Do you ever have those days where you start with something rich at breakfast, end up with something very luscious as a snack, and continue that theme on through lunch? By dinner time you’re kind of hungry, but also kind of aware that really, you don’t need a lot. That happens to me pretty often, especially at the weekend! What to do those days? Well, how about some gluten free, low carb fajitas?
How do I make low carb fajitas? And ones that are gluten free? Simple: nori! I substitute tortilla wraps for sheets of nori. A layer of lettuce directly on top, before adding any of the fillings, means that the nori fajita doesn’t get soggy too quickly.
To make sure my low carb vegan fajitas have well-rounded macro-nutrient set, I also like to cook off some tinned black beans with tomato paste and fajita seasoning.

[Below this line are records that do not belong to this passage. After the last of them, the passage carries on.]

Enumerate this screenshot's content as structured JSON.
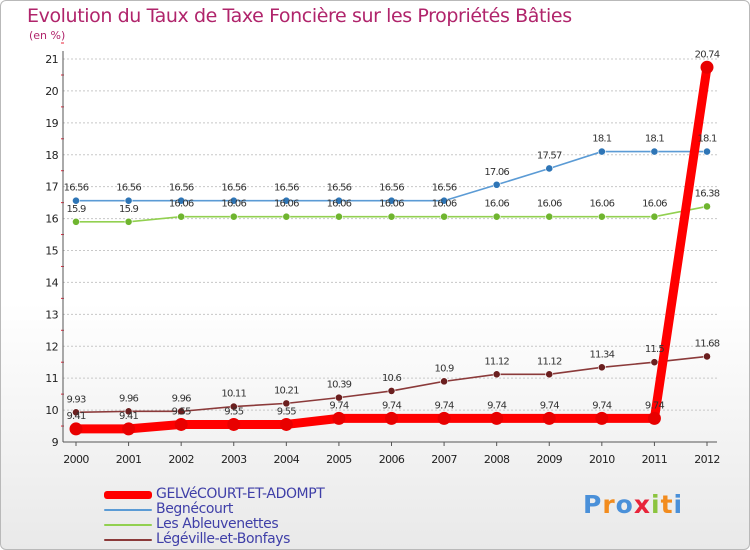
{
  "title": "Evolution du Taux de Taxe Foncière sur les Propriétés Bâties",
  "unit": "(en %)",
  "logo": {
    "text": "Proxiti",
    "colors": [
      "#4a90d9",
      "#f28c1e",
      "#4a90d9",
      "#e8243a",
      "#8bc43f",
      "#f28c1e",
      "#4a90d9"
    ]
  },
  "colors": {
    "grid": "#c8c8c8",
    "axis": "#555555",
    "tick_mark": "#e8243a"
  },
  "chart_data": {
    "type": "line",
    "title": "Evolution du Taux de Taxe Foncière sur les Propriétés Bâties",
    "ylabel": "(en %)",
    "categories": [
      "2000",
      "2001",
      "2002",
      "2003",
      "2004",
      "2005",
      "2006",
      "2007",
      "2008",
      "2009",
      "2010",
      "2011",
      "2012"
    ],
    "ylim": [
      9,
      21
    ],
    "yticks": [
      9,
      10,
      11,
      12,
      13,
      14,
      15,
      16,
      17,
      18,
      19,
      20,
      21
    ],
    "grid": true,
    "legend_position": "bottom-left",
    "series": [
      {
        "name": "Begnécourt",
        "color": "#5b9bd5",
        "dot": "#2e75b6",
        "values": [
          16.56,
          16.56,
          16.56,
          16.56,
          16.56,
          16.56,
          16.56,
          16.56,
          17.06,
          17.57,
          18.1,
          18.1,
          18.1
        ],
        "labels": [
          "16.56",
          "16.56",
          "16.56",
          "16.56",
          "16.56",
          "16.56",
          "16.56",
          "16.56",
          "17.06",
          "17.57",
          "18.1",
          "18.1",
          "18.1"
        ]
      },
      {
        "name": "Les Ableuvenettes",
        "color": "#92d050",
        "dot": "#6fb52f",
        "values": [
          15.9,
          15.9,
          16.06,
          16.06,
          16.06,
          16.06,
          16.06,
          16.06,
          16.06,
          16.06,
          16.06,
          16.06,
          16.38
        ],
        "labels": [
          "15.9",
          "15.9",
          "16.06",
          "16.06",
          "16.06",
          "16.06",
          "16.06",
          "16.06",
          "16.06",
          "16.06",
          "16.06",
          "16.06",
          "16.38"
        ]
      },
      {
        "name": "Légéville-et-Bonfays",
        "color": "#8b3a3a",
        "dot": "#6b1f1f",
        "values": [
          9.93,
          9.96,
          9.96,
          10.11,
          10.21,
          10.39,
          10.6,
          10.9,
          11.12,
          11.12,
          11.34,
          11.5,
          11.68
        ],
        "labels": [
          "9.93",
          "9.96",
          "9.96",
          "10.11",
          "10.21",
          "10.39",
          "10.6",
          "10.9",
          "11.12",
          "11.12",
          "11.34",
          "11.5",
          "11.68"
        ]
      },
      {
        "name": "GELVéCOURT-ET-ADOMPT",
        "color": "#ff0000",
        "dot": "#e80000",
        "values": [
          9.41,
          9.41,
          9.55,
          9.55,
          9.55,
          9.74,
          9.74,
          9.74,
          9.74,
          9.74,
          9.74,
          9.74,
          20.74
        ],
        "labels": [
          "9.41",
          "9.41",
          "9.55",
          "9.55",
          "9.55",
          "9.74",
          "9.74",
          "9.74",
          "9.74",
          "9.74",
          "9.74",
          "9.74",
          "20.74"
        ]
      }
    ]
  },
  "legend": [
    {
      "name": "GELVéCOURT-ET-ADOMPT",
      "color": "#ff0000",
      "thick": true
    },
    {
      "name": "Begnécourt",
      "color": "#5b9bd5",
      "thick": false
    },
    {
      "name": "Les Ableuvenettes",
      "color": "#92d050",
      "thick": false
    },
    {
      "name": "Légéville-et-Bonfays",
      "color": "#8b3a3a",
      "thick": false
    }
  ]
}
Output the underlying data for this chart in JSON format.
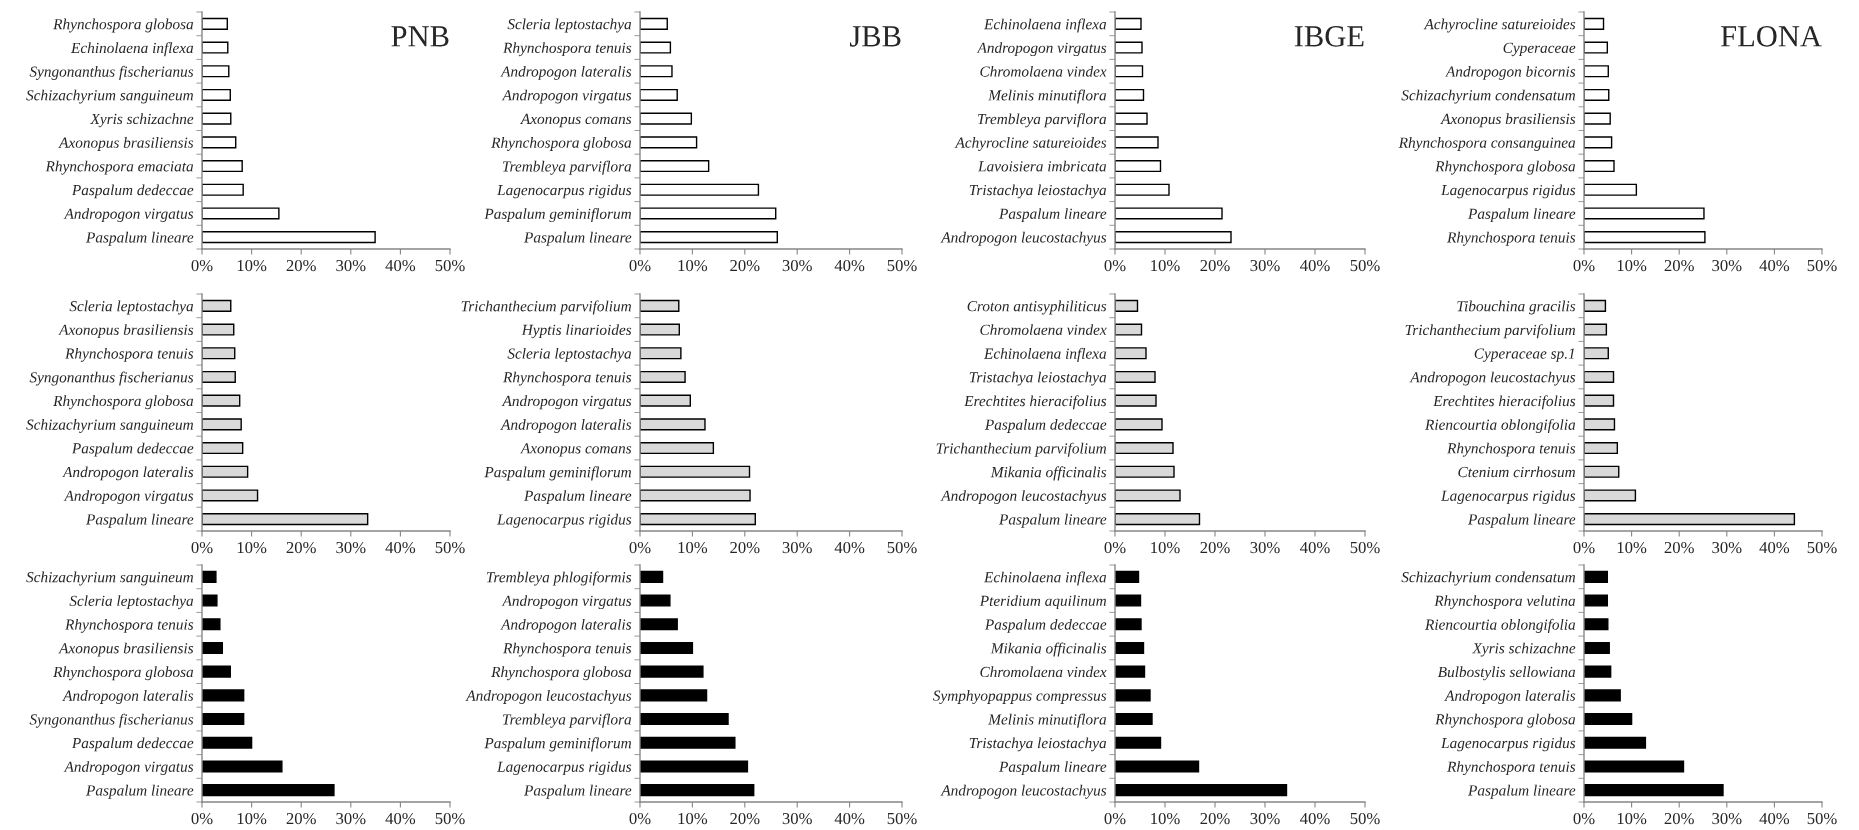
{
  "chart_data": [
    {
      "type": "bar",
      "orientation": "horizontal",
      "title": "PNB",
      "color": "#ffffff",
      "xlim": [
        0,
        50
      ],
      "xticks": [
        {
          "value": 0,
          "label": "0%"
        },
        {
          "value": 10,
          "label": "10%"
        },
        {
          "value": 20,
          "label": "20%"
        },
        {
          "value": 30,
          "label": "30%"
        },
        {
          "value": 40,
          "label": "40%"
        },
        {
          "value": 50,
          "label": "50%"
        }
      ],
      "categories": [
        "Rhynchospora globosa",
        "Echinolaena inflexa",
        "Syngonanthus fischerianus",
        "Schizachyrium sanguineum",
        "Xyris schizachne",
        "Axonopus brasiliensis",
        "Rhynchospora emaciata",
        "Paspalum dedeccae",
        "Andropogon virgatus",
        "Paspalum lineare"
      ],
      "values": [
        5.1,
        5.2,
        5.4,
        5.7,
        5.8,
        6.8,
        8.1,
        8.3,
        15.5,
        34.9
      ]
    },
    {
      "type": "bar",
      "orientation": "horizontal",
      "title": "JBB",
      "color": "#ffffff",
      "xlim": [
        0,
        50
      ],
      "xticks": [
        {
          "value": 0,
          "label": "0%"
        },
        {
          "value": 10,
          "label": "10%"
        },
        {
          "value": 20,
          "label": "20%"
        },
        {
          "value": 30,
          "label": "30%"
        },
        {
          "value": 40,
          "label": "40%"
        },
        {
          "value": 50,
          "label": "50%"
        }
      ],
      "categories": [
        "Scleria leptostachya",
        "Rhynchospora tenuis",
        "Andropogon lateralis",
        "Andropogon virgatus",
        "Axonopus comans",
        "Rhynchospora globosa",
        "Trembleya parviflora",
        "Lagenocarpus rigidus",
        "Paspalum geminiflorum",
        "Paspalum lineare"
      ],
      "values": [
        5.2,
        5.8,
        6.1,
        7.1,
        9.8,
        10.8,
        13.1,
        22.6,
        25.9,
        26.2
      ]
    },
    {
      "type": "bar",
      "orientation": "horizontal",
      "title": "IBGE",
      "color": "#ffffff",
      "xlim": [
        0,
        50
      ],
      "xticks": [
        {
          "value": 0,
          "label": "0%"
        },
        {
          "value": 10,
          "label": "10%"
        },
        {
          "value": 20,
          "label": "20%"
        },
        {
          "value": 30,
          "label": "30%"
        },
        {
          "value": 40,
          "label": "40%"
        },
        {
          "value": 50,
          "label": "50%"
        }
      ],
      "categories": [
        "Echinolaena inflexa",
        "Andropogon virgatus",
        "Chromolaena vindex",
        "Melinis minutiflora",
        "Trembleya parviflora",
        "Achyrocline satureioides",
        "Lavoisiera imbricata",
        "Tristachya leiostachya",
        "Paspalum lineare",
        "Andropogon leucostachyus"
      ],
      "values": [
        5.2,
        5.4,
        5.5,
        5.7,
        6.4,
        8.6,
        9.1,
        10.8,
        21.4,
        23.2
      ]
    },
    {
      "type": "bar",
      "orientation": "horizontal",
      "title": "FLONA",
      "color": "#ffffff",
      "xlim": [
        0,
        50
      ],
      "xticks": [
        {
          "value": 0,
          "label": "0%"
        },
        {
          "value": 10,
          "label": "10%"
        },
        {
          "value": 20,
          "label": "20%"
        },
        {
          "value": 30,
          "label": "30%"
        },
        {
          "value": 40,
          "label": "40%"
        },
        {
          "value": 50,
          "label": "50%"
        }
      ],
      "categories": [
        "Achyrocline satureioides",
        "Cyperaceae",
        "Andropogon bicornis",
        "Schizachyrium condensatum",
        "Axonopus brasiliensis",
        "Rhynchospora consanguinea",
        "Rhynchospora globosa",
        "Lagenocarpus rigidus",
        "Paspalum lineare",
        "Rhynchospora tenuis"
      ],
      "values": [
        4.1,
        4.9,
        5.1,
        5.2,
        5.5,
        5.8,
        6.3,
        11.0,
        25.2,
        25.4
      ]
    },
    {
      "type": "bar",
      "orientation": "horizontal",
      "color": "#d9d9d9",
      "xlim": [
        0,
        50
      ],
      "xticks": [
        {
          "value": 0,
          "label": "0%"
        },
        {
          "value": 10,
          "label": "10%"
        },
        {
          "value": 20,
          "label": "20%"
        },
        {
          "value": 30,
          "label": "30%"
        },
        {
          "value": 40,
          "label": "40%"
        },
        {
          "value": 50,
          "label": "50%"
        }
      ],
      "categories": [
        "Scleria leptostachya",
        "Axonopus brasiliensis",
        "Rhynchospora tenuis",
        "Syngonanthus fischerianus",
        "Rhynchospora globosa",
        "Schizachyrium sanguineum",
        "Paspalum dedeccae",
        "Andropogon lateralis",
        "Andropogon virgatus",
        "Paspalum lineare"
      ],
      "values": [
        5.8,
        6.4,
        6.6,
        6.7,
        7.6,
        7.9,
        8.2,
        9.2,
        11.2,
        33.4
      ]
    },
    {
      "type": "bar",
      "orientation": "horizontal",
      "color": "#d9d9d9",
      "xlim": [
        0,
        50
      ],
      "xticks": [
        {
          "value": 0,
          "label": "0%"
        },
        {
          "value": 10,
          "label": "10%"
        },
        {
          "value": 20,
          "label": "20%"
        },
        {
          "value": 30,
          "label": "30%"
        },
        {
          "value": 40,
          "label": "40%"
        },
        {
          "value": 50,
          "label": "50%"
        }
      ],
      "categories": [
        "Trichanthecium parvifolium",
        "Hyptis linarioides",
        "Scleria leptostachya",
        "Rhynchospora tenuis",
        "Andropogon virgatus",
        "Andropogon lateralis",
        "Axonopus comans",
        "Paspalum geminiflorum",
        "Paspalum lineare",
        "Lagenocarpus rigidus"
      ],
      "values": [
        7.4,
        7.5,
        7.8,
        8.6,
        9.6,
        12.4,
        14.0,
        20.9,
        21.0,
        22.0
      ]
    },
    {
      "type": "bar",
      "orientation": "horizontal",
      "color": "#d9d9d9",
      "xlim": [
        0,
        50
      ],
      "xticks": [
        {
          "value": 0,
          "label": "0%"
        },
        {
          "value": 10,
          "label": "10%"
        },
        {
          "value": 20,
          "label": "20%"
        },
        {
          "value": 30,
          "label": "30%"
        },
        {
          "value": 40,
          "label": "40%"
        },
        {
          "value": 50,
          "label": "50%"
        }
      ],
      "categories": [
        "Croton antisyphiliticus",
        "Chromolaena vindex",
        "Echinolaena inflexa",
        "Tristachya leiostachya",
        "Erechtites hieracifolius",
        "Paspalum dedeccae",
        "Trichanthecium parvifolium",
        "Mikania officinalis",
        "Andropogon leucostachyus",
        "Paspalum lineare"
      ],
      "values": [
        4.5,
        5.3,
        6.2,
        8.0,
        8.2,
        9.4,
        11.6,
        11.8,
        13.0,
        16.9
      ]
    },
    {
      "type": "bar",
      "orientation": "horizontal",
      "color": "#d9d9d9",
      "xlim": [
        0,
        50
      ],
      "xticks": [
        {
          "value": 0,
          "label": "0%"
        },
        {
          "value": 10,
          "label": "10%"
        },
        {
          "value": 20,
          "label": "20%"
        },
        {
          "value": 30,
          "label": "30%"
        },
        {
          "value": 40,
          "label": "40%"
        },
        {
          "value": 50,
          "label": "50%"
        }
      ],
      "categories": [
        "Tibouchina gracilis",
        "Trichanthecium parvifolium",
        "Cyperaceae sp.1",
        "Andropogon leucostachyus",
        "Erechtites hieracifolius",
        "Riencourtia oblongifolia",
        "Rhynchospora tenuis",
        "Ctenium cirrhosum",
        "Lagenocarpus rigidus",
        "Paspalum lineare"
      ],
      "values": [
        4.5,
        4.7,
        5.1,
        6.2,
        6.2,
        6.4,
        7.0,
        7.3,
        10.8,
        44.2
      ]
    },
    {
      "type": "bar",
      "orientation": "horizontal",
      "color": "#000000",
      "xlim": [
        0,
        50
      ],
      "xticks": [
        {
          "value": 0,
          "label": "0%"
        },
        {
          "value": 10,
          "label": "10%"
        },
        {
          "value": 20,
          "label": "20%"
        },
        {
          "value": 30,
          "label": "30%"
        },
        {
          "value": 40,
          "label": "40%"
        },
        {
          "value": 50,
          "label": "50%"
        }
      ],
      "categories": [
        "Schizachyrium sanguineum",
        "Scleria leptostachya",
        "Rhynchospora tenuis",
        "Axonopus brasiliensis",
        "Rhynchospora globosa",
        "Andropogon lateralis",
        "Syngonanthus fischerianus",
        "Paspalum dedeccae",
        "Andropogon virgatus",
        "Paspalum lineare"
      ],
      "values": [
        2.8,
        3.0,
        3.6,
        4.1,
        5.7,
        8.4,
        8.4,
        10.0,
        16.1,
        26.6
      ]
    },
    {
      "type": "bar",
      "orientation": "horizontal",
      "color": "#000000",
      "xlim": [
        0,
        50
      ],
      "xticks": [
        {
          "value": 0,
          "label": "0%"
        },
        {
          "value": 10,
          "label": "10%"
        },
        {
          "value": 20,
          "label": "20%"
        },
        {
          "value": 30,
          "label": "30%"
        },
        {
          "value": 40,
          "label": "40%"
        },
        {
          "value": 50,
          "label": "50%"
        }
      ],
      "categories": [
        "Trembleya phlogiformis",
        "Andropogon virgatus",
        "Andropogon lateralis",
        "Rhynchospora tenuis",
        "Rhynchospora globosa",
        "Andropogon leucostachyus",
        "Trembleya parviflora",
        "Paspalum geminiflorum",
        "Lagenocarpus rigidus",
        "Paspalum lineare"
      ],
      "values": [
        4.3,
        5.7,
        7.1,
        10.0,
        12.0,
        12.7,
        16.8,
        18.1,
        20.5,
        21.7
      ]
    },
    {
      "type": "bar",
      "orientation": "horizontal",
      "color": "#000000",
      "xlim": [
        0,
        50
      ],
      "xticks": [
        {
          "value": 0,
          "label": "0%"
        },
        {
          "value": 10,
          "label": "10%"
        },
        {
          "value": 20,
          "label": "20%"
        },
        {
          "value": 30,
          "label": "30%"
        },
        {
          "value": 40,
          "label": "40%"
        },
        {
          "value": 50,
          "label": "50%"
        }
      ],
      "categories": [
        "Echinolaena inflexa",
        "Pteridium aquilinum",
        "Paspalum dedeccae",
        "Mikania officinalis",
        "Chromolaena vindex",
        "Symphyopappus compressus",
        "Melinis minutiflora",
        "Tristachya leiostachya",
        "Paspalum lineare",
        "Andropogon leucostachyus"
      ],
      "values": [
        4.7,
        5.1,
        5.2,
        5.7,
        5.9,
        7.0,
        7.4,
        9.1,
        16.7,
        34.3
      ]
    },
    {
      "type": "bar",
      "orientation": "horizontal",
      "color": "#000000",
      "xlim": [
        0,
        50
      ],
      "xticks": [
        {
          "value": 0,
          "label": "0%"
        },
        {
          "value": 10,
          "label": "10%"
        },
        {
          "value": 20,
          "label": "20%"
        },
        {
          "value": 30,
          "label": "30%"
        },
        {
          "value": 40,
          "label": "40%"
        },
        {
          "value": 50,
          "label": "50%"
        }
      ],
      "categories": [
        "Schizachyrium condensatum",
        "Rhynchospora velutina",
        "Riencourtia oblongifolia",
        "Xyris schizachne",
        "Bulbostylis sellowiana",
        "Andropogon lateralis",
        "Rhynchospora globosa",
        "Lagenocarpus rigidus",
        "Rhynchospora tenuis",
        "Paspalum lineare"
      ],
      "values": [
        4.9,
        4.9,
        5.0,
        5.3,
        5.6,
        7.6,
        10.0,
        12.9,
        20.9,
        29.2
      ]
    }
  ]
}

If you’re pushed for time, maybe try ready made refried beans instead? I’ve not done it myself though because altogether this recipe just takes 20 minutes.
Using nori instead of traditional wraps does mean that well… they taste slightly of nori! It’s a bit… fishy? For lack of a better word. If you haven’t had it before. Usually, nori is used in sushi recipes, which usually involves fish, so you can’t tell. However, I wanted to be able to enjoy all the fillings despite without getting overly full and eating beyond my appetite, after a day of over indulgement and rich foods.
Looking for more vegan dinner ideas?
- Simple Two Bean Chilli
- Quick Mushroom Stroganoff
- Hoisin Duck and Pineapple Rice
- Homemade Vegan Shepherd’s Pie
Gluten free, low carb fajitas
Luci Rebecca, Made by Luci
- Prep: 5 minutes
- Cook: 15 minutes
- Total: 20 minutes
- Serves 2
- 2 bell peppers, sliced
- 1 onion, cut into wedges
- 1 x 420g tin black beans *, drained
- 2 tbsp tomato purée
- 4 tbsp water
- 6 tbsp fajita seasoning, divided
- Salad tomatoes, sliced
- Lettuce, torn
- Nori sheets
- Salsa (optional)
- Nutritional yeast (optional)
- Dairy free cheese, grated (optional)
- Add little water, or oil, to a saute pan on a medium heat and add the onions and peppers. Add 2 tablespoons of fajita seasoning. Cook until soft and the onions have started to brown a little, but not burnt (about 10 minutes).
- Remove the peppers and onions from the pan and set aside to keep warm.
- Add the black beans, tomato purée, water and remaining seasoning to the pan and mix together. Cook until the sauce is thickened (about five minutes).
- Serve buffet style at the table with the pepper and onion mix.
- Now just layer up your fajitas and enjoy! I like to add a layer or lettuce, then peppers/onions, then black beans, then salsa/tomatoes/nutritional yeast.
- If you're gluten free, rather than low carb, a side of sweet potato fries goes really well!
* Whilst black beans are my favourite, I know they're also not the cheapest in the UK. Any bean will do, really. Kidney beans and pinto beans are both good substitutes.